Analisis kali ini lagi-lagi tentang perempuan. Objek analisisnya adalah lirik lagu Agnes Monica yang berjudul Teruskanlah. Lagu ini bisa dianggaplah ya sebuah anthem bagi sebagian perempuan yang merasa kekasihnya terlalu asyik dengan dunianya sendiri. Salah satu perempuan yang saya kenal suka dengan lagu ini sampai overplayed. Ngahaha…

Okey, analisis kali ini menggunakan sudut pandang eksistensialisme milik nyonya Simone de Beauvoir. Dalam bukunya The Second Sex, filsuf eksistensialisme dan juga feminis asal Perancis itu membahas bagaimana perempuan selalu menjadi objek, the Other, di dunia patriarkis ini.

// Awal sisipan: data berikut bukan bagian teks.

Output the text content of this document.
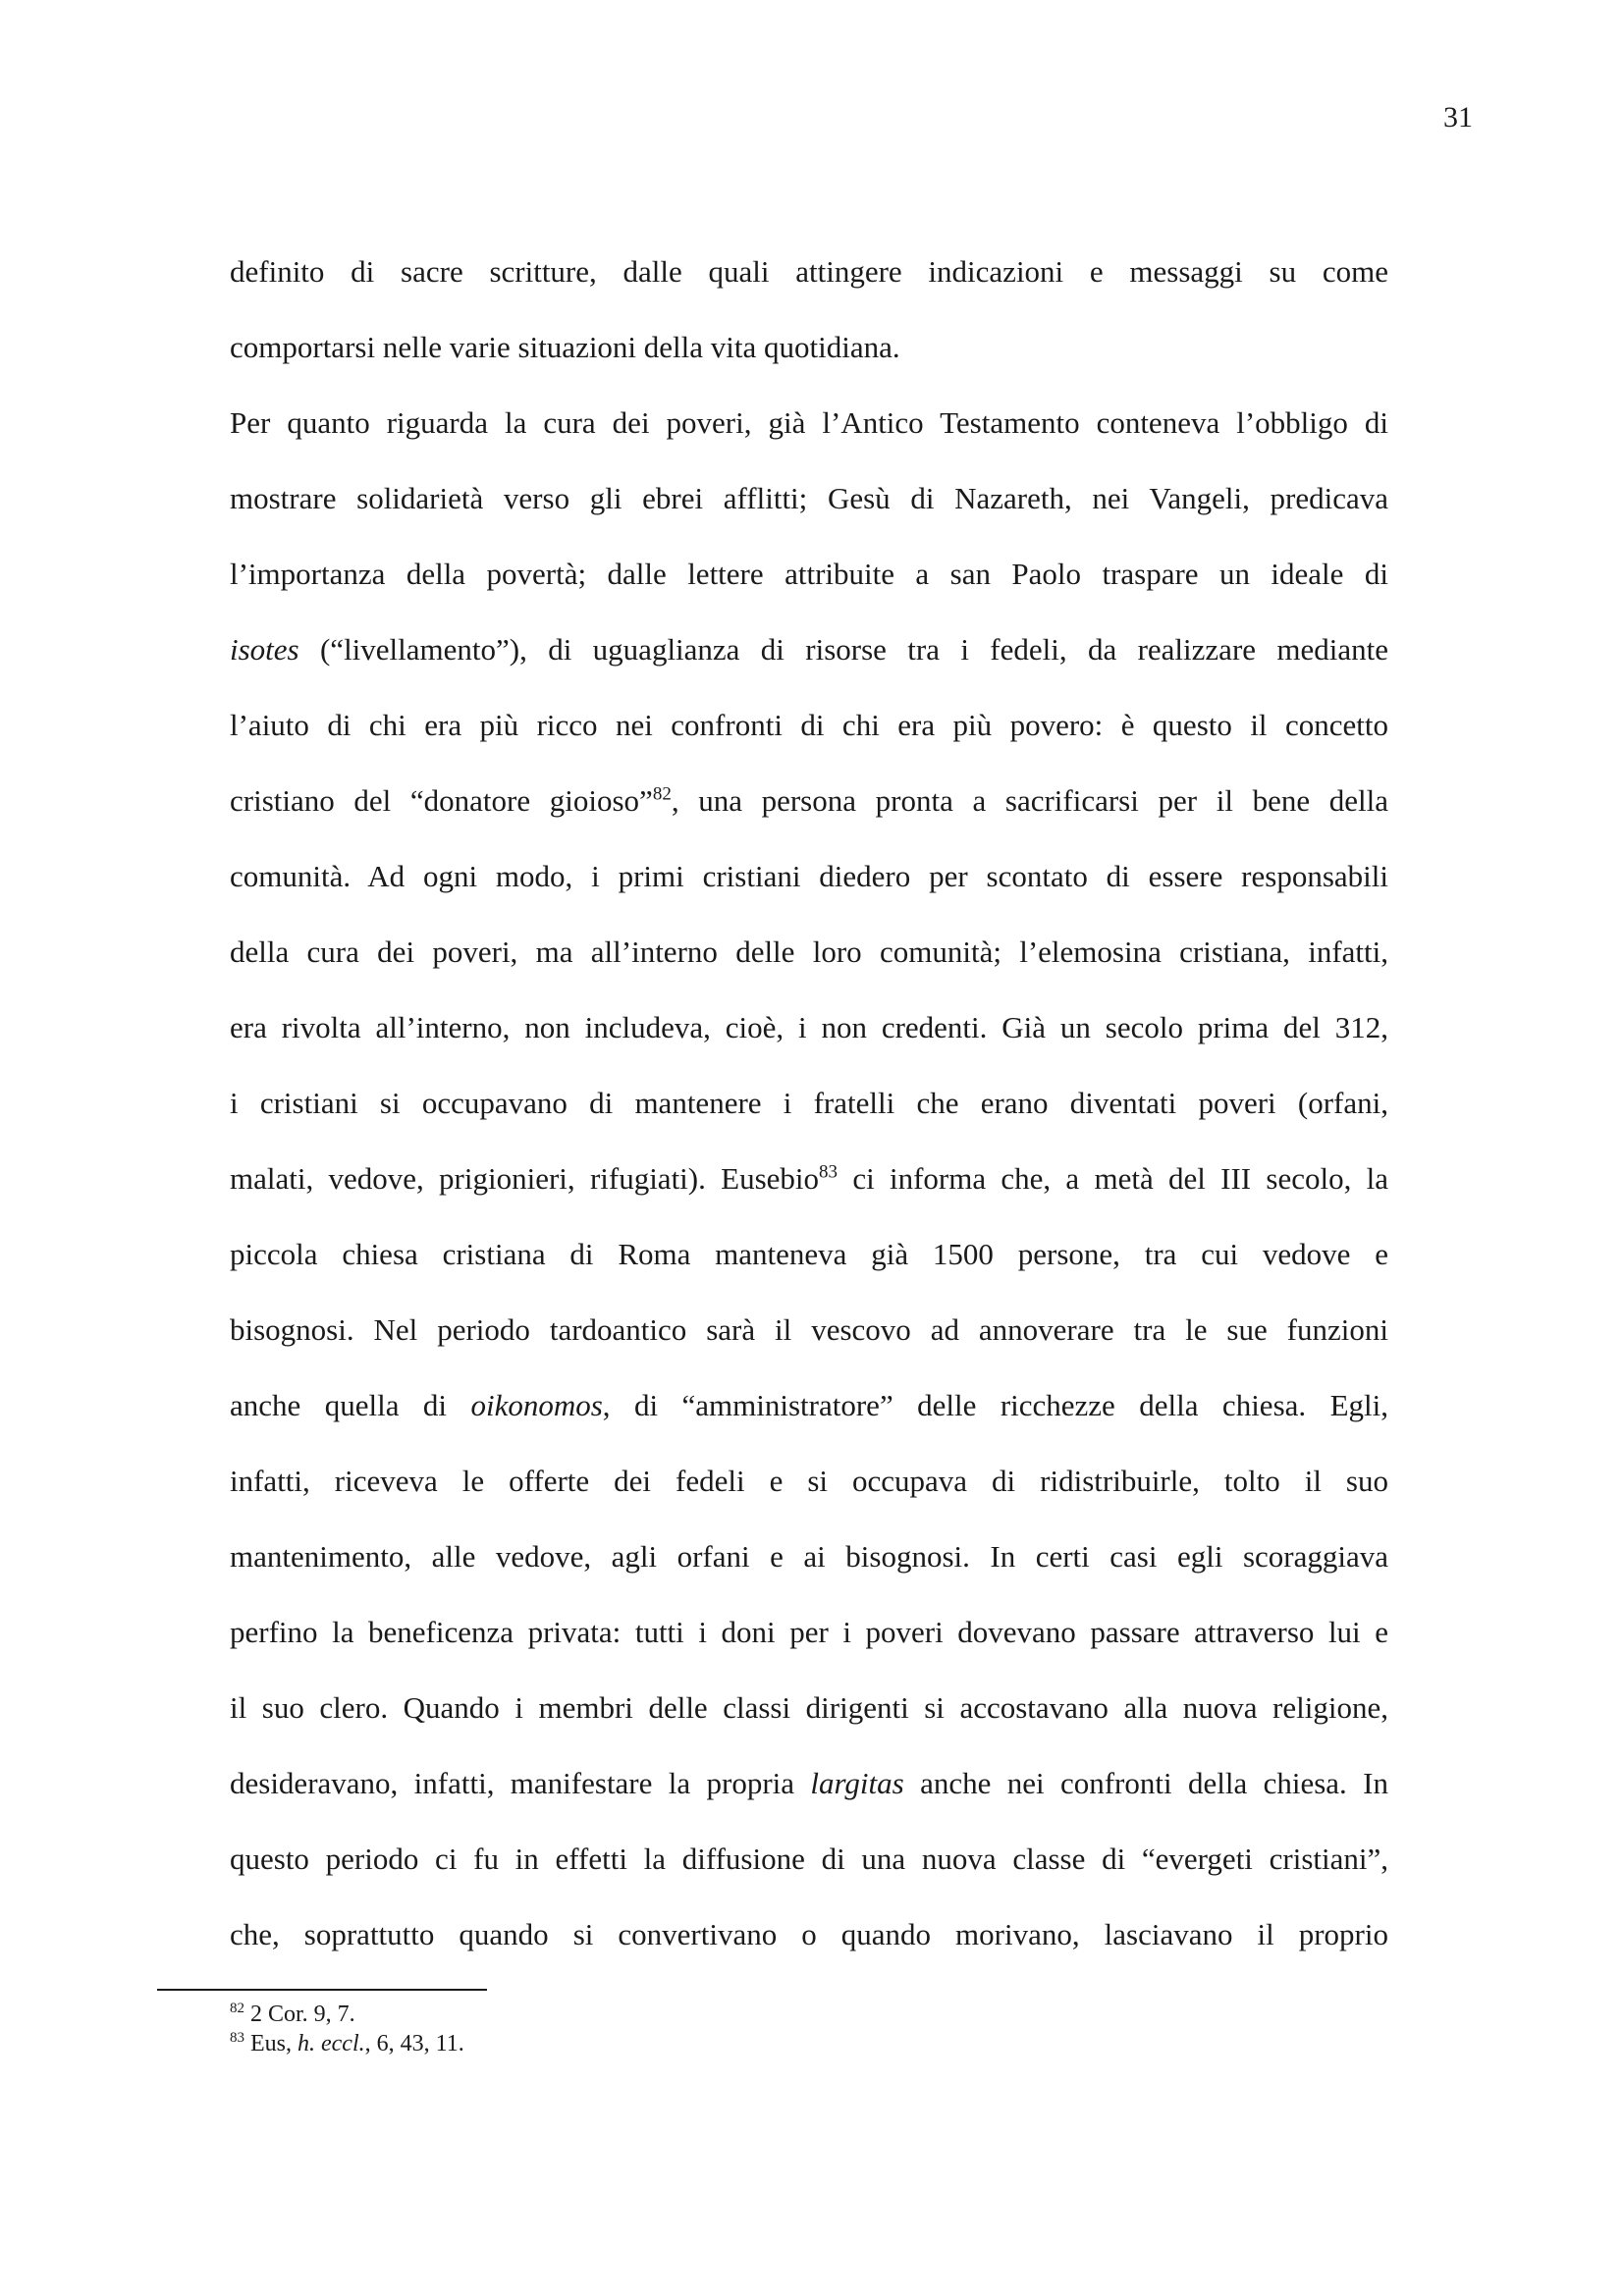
31
definito di sacre scritture, dalle quali attingere indicazioni e messaggi su come
comportarsi nelle varie situazioni della vita quotidiana.
Per quanto riguarda la cura dei poveri, già l’Antico Testamento conteneva l’obbligo di
mostrare solidarietà verso gli ebrei afflitti; Gesù di Nazareth, nei Vangeli, predicava
l’importanza della povertà; dalle lettere attribuite a san Paolo traspare un ideale di
isotes (“livellamento”), di uguaglianza di risorse tra i fedeli, da realizzare mediante
l’aiuto di chi era più ricco nei confronti di chi era più povero: è questo il concetto
cristiano del “donatore gioioso”$^{82}$, una persona pronta a sacrificarsi per il bene della
comunità. Ad ogni modo, i primi cristiani diedero per scontato di essere responsabili
della cura dei poveri, ma all’interno delle loro comunità; l’elemosina cristiana, infatti,
era rivolta all’interno, non includeva, cioè, i non credenti. Già un secolo prima del 312,
i cristiani si occupavano di mantenere i fratelli che erano diventati poveri (orfani,
malati, vedove, prigionieri, rifugiati). Eusebio$^{83}$ ci informa che, a metà del III secolo, la
piccola chiesa cristiana di Roma manteneva già 1500 persone, tra cui vedove e
bisognosi. Nel periodo tardoantico sarà il vescovo ad annoverare tra le sue funzioni
anche quella di oikonomos, di “amministratore” delle ricchezze della chiesa. Egli,
infatti, riceveva le offerte dei fedeli e si occupava di ridistribuirle, tolto il suo
mantenimento, alle vedove, agli orfani e ai bisognosi. In certi casi egli scoraggiava
perfino la beneficenza privata: tutti i doni per i poveri dovevano passare attraverso lui e
il suo clero. Quando i membri delle classi dirigenti si accostavano alla nuova religione,
desideravano, infatti, manifestare la propria largitas anche nei confronti della chiesa. In
questo periodo ci fu in effetti la diffusione di una nuova classe di “evergeti cristiani”,
che, soprattutto quando si convertivano o quando morivano, lasciavano il proprio
$^{82}$ 2 Cor. 9, 7.
$^{83}$ Eus, h. eccl., 6, 43, 11.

Sebelum delving into the analysis, mari kita tengok-tengoklah dulu penggalan lirik lagu Teruskanlah itu:

Pernahkah kau bicara
Tapi tak di dengar
Tak di anggap
Sama sekali


Pernahkan kau tak salah
Tapi disalahkan
Tak di beri
Kesempatan

Bagian lirik sebelah sini mencerminkan bahwa perempuan itu tidak penting dan selalu menjadi sumber gara-gara. Perempuan, pada bagian ini, digambarkan sebagai apa yang de Beauvoir bilang the Other, “the inessential as opposed to the essential”, the Self, laki-laki. Karena posisinya sebagai the inessential, yang tidak penting, itulah perempuan ini tidak didengar dan tidak dianggap oleh kekasihnya.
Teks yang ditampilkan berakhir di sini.